X86: fold SSE2/AVX2 logical shift by immediate amount into zero vector when possible
Patch by Andrea Di Biagio
git-svn-id: https://llvm.org/svn/llvm-project/llvm/trunk@186165 91177308-0d34-0410-b5e6-96231b3b80d8
diff --git a/lib/Target/X86/X86ISelLowering.cpp b/lib/Target/X86/X86ISelLowering.cpp
index 6284dd7..95ca6c3 100644
--- a/lib/Target/X86/X86ISelLowering.cpp
+++ b/lib/Target/X86/X86ISelLowering.cpp
@@ -16321,6 +16321,38 @@
return SDValue();
}
+/// \brief Returns a vector of 0s if the node in input is a vector logical
+/// shift by a constant amount which is known to be bigger than or equal
+/// to the vector element size in bits.
+static SDValue performShiftToAllZeros(SDNode *N, SelectionDAG &DAG,
+ const X86Subtarget *Subtarget) {
+ EVT VT = N->getValueType(0);
+
+ if (VT != MVT::v2i64 && VT != MVT::v4i32 && VT != MVT::v8i16 &&
+ (!Subtarget->hasInt256() ||
+ (VT != MVT::v4i64 && VT != MVT::v8i32 && VT != MVT::v16i16)))
+ return SDValue();
+
+ SDValue Amt = N->getOperand(1);
+ SDLoc DL(N);
+ if (isSplatVector(Amt.getNode())) {
+ SDValue SclrAmt = Amt->getOperand(0);
+ if (ConstantSDNode *C = dyn_cast<ConstantSDNode>(SclrAmt)) {
+ APInt ShiftAmt = C->getAPIntValue();
+ unsigned MaxAmount = VT.getVectorElementType().getSizeInBits();
+
+ // SSE2/AVX2 logical shifts always return a vector of 0s
+ // if the shift amount is bigger than or equal to
+ // the element size.
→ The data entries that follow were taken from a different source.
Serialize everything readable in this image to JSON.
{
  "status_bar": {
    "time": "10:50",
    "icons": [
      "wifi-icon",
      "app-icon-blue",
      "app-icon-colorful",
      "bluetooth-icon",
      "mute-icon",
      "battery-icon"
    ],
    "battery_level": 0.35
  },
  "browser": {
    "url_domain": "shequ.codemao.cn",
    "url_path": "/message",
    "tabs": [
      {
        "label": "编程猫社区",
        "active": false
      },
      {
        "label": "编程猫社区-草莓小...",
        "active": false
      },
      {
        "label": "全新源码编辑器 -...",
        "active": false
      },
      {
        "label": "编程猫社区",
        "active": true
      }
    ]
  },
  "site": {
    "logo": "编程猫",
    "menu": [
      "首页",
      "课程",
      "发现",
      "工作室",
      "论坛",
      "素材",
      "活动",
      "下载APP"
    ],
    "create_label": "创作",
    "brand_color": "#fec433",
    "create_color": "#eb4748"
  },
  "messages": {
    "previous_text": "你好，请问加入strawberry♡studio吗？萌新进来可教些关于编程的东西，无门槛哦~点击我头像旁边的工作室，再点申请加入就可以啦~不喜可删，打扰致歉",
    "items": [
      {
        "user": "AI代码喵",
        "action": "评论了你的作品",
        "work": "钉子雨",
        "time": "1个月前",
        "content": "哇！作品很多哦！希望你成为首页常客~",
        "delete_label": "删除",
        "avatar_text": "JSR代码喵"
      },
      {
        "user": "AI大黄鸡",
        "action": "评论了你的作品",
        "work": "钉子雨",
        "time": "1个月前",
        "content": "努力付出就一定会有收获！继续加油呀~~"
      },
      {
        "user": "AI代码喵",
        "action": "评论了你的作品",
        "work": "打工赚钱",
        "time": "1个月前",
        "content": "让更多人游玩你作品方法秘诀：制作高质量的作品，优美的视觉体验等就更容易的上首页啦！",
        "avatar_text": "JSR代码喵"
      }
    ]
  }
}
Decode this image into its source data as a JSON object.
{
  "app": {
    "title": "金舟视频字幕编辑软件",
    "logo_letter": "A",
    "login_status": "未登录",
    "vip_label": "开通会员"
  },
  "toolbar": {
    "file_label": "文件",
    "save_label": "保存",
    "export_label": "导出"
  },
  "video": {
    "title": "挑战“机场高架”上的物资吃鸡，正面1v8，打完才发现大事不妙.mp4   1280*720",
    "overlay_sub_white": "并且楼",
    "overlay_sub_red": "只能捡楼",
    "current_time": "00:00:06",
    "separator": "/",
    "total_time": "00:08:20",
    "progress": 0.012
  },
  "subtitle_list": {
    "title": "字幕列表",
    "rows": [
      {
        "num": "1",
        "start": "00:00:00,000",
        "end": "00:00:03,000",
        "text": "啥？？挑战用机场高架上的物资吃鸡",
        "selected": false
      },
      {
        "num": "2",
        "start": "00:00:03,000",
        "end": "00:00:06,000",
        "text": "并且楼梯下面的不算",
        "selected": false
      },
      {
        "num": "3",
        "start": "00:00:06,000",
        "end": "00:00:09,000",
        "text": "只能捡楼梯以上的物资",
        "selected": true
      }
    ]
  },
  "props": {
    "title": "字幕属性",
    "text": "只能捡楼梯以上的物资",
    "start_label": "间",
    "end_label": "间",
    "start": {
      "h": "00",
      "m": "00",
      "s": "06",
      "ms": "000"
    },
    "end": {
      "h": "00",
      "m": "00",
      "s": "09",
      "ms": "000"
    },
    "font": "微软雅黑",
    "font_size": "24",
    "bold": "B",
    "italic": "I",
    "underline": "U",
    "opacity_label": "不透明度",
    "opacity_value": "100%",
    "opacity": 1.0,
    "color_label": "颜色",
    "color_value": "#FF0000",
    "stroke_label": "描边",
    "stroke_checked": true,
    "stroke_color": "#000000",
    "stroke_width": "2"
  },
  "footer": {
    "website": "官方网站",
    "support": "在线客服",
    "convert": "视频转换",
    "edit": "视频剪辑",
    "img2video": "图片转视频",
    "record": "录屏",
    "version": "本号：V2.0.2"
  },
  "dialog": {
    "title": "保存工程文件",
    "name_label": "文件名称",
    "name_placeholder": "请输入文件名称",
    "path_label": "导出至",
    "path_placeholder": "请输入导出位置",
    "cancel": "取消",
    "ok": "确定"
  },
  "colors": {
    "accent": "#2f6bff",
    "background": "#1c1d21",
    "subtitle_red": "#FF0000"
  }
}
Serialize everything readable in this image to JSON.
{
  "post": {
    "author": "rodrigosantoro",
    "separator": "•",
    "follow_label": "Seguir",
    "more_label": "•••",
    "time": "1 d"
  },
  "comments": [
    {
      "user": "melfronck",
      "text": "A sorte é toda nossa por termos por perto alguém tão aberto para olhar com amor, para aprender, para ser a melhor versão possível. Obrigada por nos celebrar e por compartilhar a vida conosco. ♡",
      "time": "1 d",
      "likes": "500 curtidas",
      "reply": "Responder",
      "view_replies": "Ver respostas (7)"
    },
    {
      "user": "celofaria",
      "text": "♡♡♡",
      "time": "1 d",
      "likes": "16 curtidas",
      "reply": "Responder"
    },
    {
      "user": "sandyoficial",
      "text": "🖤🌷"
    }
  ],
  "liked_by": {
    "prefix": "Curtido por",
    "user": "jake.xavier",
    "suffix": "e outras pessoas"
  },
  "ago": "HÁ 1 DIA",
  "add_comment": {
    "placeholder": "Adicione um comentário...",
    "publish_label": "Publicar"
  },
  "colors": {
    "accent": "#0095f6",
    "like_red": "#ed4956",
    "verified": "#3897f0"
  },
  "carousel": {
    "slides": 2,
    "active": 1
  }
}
The constant shift amount will be
+ // encoded as a 8-bit immediate.
+ if (ShiftAmt.trunc(8).uge(MaxAmount))
+ return getZeroVector(VT, Subtarget, DAG, DL);
+ }
+ }
+
+ return SDValue();
+}
+
/// PerformShiftCombine - Combine shifts.
static SDValue PerformShiftCombine(SDNode* N, SelectionDAG &DAG,
TargetLowering::DAGCombinerInfo &DCI,
@@ -16330,6 +16362,12 @@
if (V.getNode()) return V;
}
+ if (N->getOpcode() != ISD::SRA) {
+ // Try to fold this logical shift into a zero vector.
+ SDValue V = performShiftToAllZeros(N, DAG, Subtarget);
+ if (V.getNode()) return V;
+ }
+
return SDValue();
}